Reorganisationen bei SNI, Bull, Olivetti und ICL Rosskur keine Garantie fuer Europas DV-Anbieter

23.12.1994

PARIS (IDG) - Die grossen krisengeschuettelten DV-Hersteller Europas Bull, Siemens-Nixdorf Informationssysteme (SNI) und Olivetti mussten im abgelaufenen Jahr die richtigen Weichen fuer die Rueckkehr in die Gewinnzone stellen. Mit zum Teil einschneidenden Reorganisationsmassnahmen versuchten sie, sich wieder fit zu machen.

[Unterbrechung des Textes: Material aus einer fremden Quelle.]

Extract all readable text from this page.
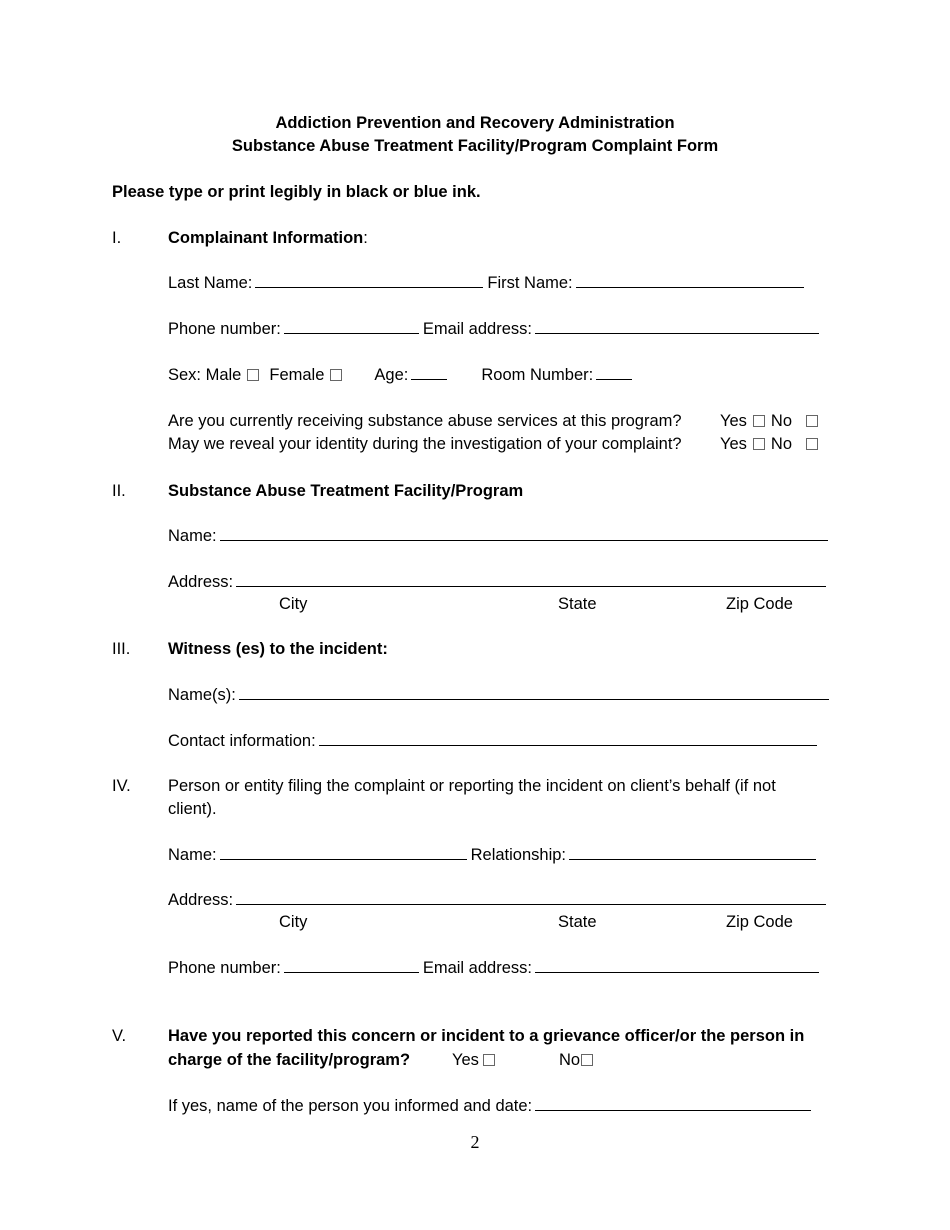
Addiction Prevention and Recovery Administration
Substance Abuse Treatment Facility/Program Complaint Form
Please type or print legibly in black or blue ink.
I.	Complainant Information:
Last Name:	First Name:
Phone number:	Email address:
Sex: Male Female	Age:	Room Number:
Are you currently receiving substance abuse services at this program? Yes No
May we reveal your identity during the investigation of your complaint? Yes No
II.	Substance Abuse Treatment Facility/Program
Name:
Address:
City	State	Zip Code
III. Witness (es) to the incident:
Name(s):
Contact information:
IV. Person or entity filing the complaint or reporting the incident on client’s behalf (if not
client).
Name:	Relationship:
Address:
City	State	Zip Code
Phone number:	Email address:
V.	Have you reported this concern or incident to a grievance officer/or the person in
charge of the facility/program?	Yes	No
If yes, name of the person you informed and date:
2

"In der Vergangenheit konnten grosse DV-Konzerne ueberleben, auch wenn sie in bestimmten Bereichen durchschnittlich, in anderen schlecht und nur in einigen Sektoren wirklich gut waren", urteilt Glenn Guthbertson, bei der Gartner Group in England Vice-President und Research Director IT-Management. Heute koennten die grossen Player mit einer solchen "Strategie" nicht mehr bestehen. Wenn sie ihr Angebot nicht an Trends wie Client-Server-Verarbeitung anpassten, waeren sie nicht mehr in der Lage, den Veraenderungswuenschen ihrer Kunden nachzukommen.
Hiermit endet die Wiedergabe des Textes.